Kur’an’ı okuyan her insan tevhidi boyutta onun ne demek istediğini hemen anlar; evrende var olan her şeyin yoktan yaratıldığı4, her yaratılanın ihtiyaçlarının karşılandığı,5 örneksiz yaratıldığı,6 her şey bir amaca yönelik olduğu,7 sonlu/ahiri olduğu8 vs. Etrafına bakan, birazcık düşünen her insan bunları bir yapan var demek zorunda kalacaktır. İşte kim? sorusuna Kur’an’ın verdiği cevap ALLAH demektedir. Yaratıcı (Allah) denilen nesnel gerçeği tanıyan-bilen O’nun kendisinden ne istediğini de bilecektir; şirke bulaşmayacak,9 sadece Allah’a kul olacak,10 kendisine rızık olarak verilenden ihtiyaç sahiplerine verecek,11 namazı dosdoğru kılacak,12 Yalan söylemeyecek,13 zina etmeyecek,14 yardımı sadece Allahtan isteyecek15 vd. Buraya aldığımız ayet özetlerini oluşturan kavramlar normal düzeyde akla sahip olan her insan tarafından anlaşılabilecek kavramlardır. Bu kadarını da anlamayan zaten sorumlu da değildir.

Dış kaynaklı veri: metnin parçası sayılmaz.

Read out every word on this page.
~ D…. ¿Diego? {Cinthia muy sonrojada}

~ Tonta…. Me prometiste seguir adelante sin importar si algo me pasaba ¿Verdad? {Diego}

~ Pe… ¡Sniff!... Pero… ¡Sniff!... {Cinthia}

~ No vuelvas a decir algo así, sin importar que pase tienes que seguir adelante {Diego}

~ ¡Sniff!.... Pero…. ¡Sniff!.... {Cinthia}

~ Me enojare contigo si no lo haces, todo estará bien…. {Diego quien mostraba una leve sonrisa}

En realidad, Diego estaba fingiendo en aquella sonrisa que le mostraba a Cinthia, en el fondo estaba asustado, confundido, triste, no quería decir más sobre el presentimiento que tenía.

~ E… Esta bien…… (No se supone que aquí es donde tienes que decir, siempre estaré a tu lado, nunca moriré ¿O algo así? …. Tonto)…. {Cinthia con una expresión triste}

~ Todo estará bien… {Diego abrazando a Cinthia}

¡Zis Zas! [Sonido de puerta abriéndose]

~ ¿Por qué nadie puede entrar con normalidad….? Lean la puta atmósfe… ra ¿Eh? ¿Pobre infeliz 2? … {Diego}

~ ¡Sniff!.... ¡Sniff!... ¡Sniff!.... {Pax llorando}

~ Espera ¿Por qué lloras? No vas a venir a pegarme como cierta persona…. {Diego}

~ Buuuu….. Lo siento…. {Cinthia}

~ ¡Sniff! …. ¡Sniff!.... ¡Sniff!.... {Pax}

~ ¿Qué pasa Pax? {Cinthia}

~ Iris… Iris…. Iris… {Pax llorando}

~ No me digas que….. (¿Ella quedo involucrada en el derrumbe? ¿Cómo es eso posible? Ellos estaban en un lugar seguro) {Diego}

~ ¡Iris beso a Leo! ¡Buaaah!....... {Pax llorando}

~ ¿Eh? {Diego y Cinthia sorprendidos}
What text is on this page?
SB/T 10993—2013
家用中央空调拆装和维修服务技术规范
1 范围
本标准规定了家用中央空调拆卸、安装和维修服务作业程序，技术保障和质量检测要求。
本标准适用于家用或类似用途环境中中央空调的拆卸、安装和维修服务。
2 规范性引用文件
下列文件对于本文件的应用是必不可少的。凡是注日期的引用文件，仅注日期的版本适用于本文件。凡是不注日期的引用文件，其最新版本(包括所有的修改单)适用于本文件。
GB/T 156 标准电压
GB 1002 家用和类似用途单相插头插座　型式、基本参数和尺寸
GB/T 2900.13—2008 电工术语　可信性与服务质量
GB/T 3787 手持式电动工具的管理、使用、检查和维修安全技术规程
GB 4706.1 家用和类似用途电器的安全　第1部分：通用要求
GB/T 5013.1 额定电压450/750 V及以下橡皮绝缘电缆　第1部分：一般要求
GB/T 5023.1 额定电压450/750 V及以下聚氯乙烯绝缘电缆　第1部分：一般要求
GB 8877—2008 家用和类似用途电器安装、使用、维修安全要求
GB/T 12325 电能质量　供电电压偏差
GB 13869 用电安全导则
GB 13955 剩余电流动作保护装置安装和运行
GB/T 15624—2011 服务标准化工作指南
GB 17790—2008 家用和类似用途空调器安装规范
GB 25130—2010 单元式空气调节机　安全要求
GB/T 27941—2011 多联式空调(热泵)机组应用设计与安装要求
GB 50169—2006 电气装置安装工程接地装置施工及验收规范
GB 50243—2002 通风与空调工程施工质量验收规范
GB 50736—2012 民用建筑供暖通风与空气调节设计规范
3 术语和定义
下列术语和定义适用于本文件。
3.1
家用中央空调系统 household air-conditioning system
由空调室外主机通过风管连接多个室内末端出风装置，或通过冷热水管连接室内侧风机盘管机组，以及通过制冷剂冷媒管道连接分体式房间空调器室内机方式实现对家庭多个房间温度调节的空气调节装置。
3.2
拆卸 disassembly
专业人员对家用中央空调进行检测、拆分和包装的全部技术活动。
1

Kur’an, muhataplarına çalışmakla ulaşılamayan, duygularla müşahede edilemeyen bir alemden de bahseder. Buna “gayb alemi” demektedir ve muhataplarından buna (gayb’ın sahibi tarafından bildirildiği kadarına) sadece iman ister.16 Geçmiş olaylar,17 sır, gizli kalan şeyler,18 hadisenin gerçek yüzü,19 bilinmeyen ve görülmeyen/görülemeyen her şey.20 Bu bağlamda, Allah Kendisi için gayb değil de batın21 ifadesini kullanmaktadır. Bu ayetlerden de anlaşılacağı gibi iki türlü “gayb” var: 1) mutlak gayb ve 2) mukayyet/izafi gayb.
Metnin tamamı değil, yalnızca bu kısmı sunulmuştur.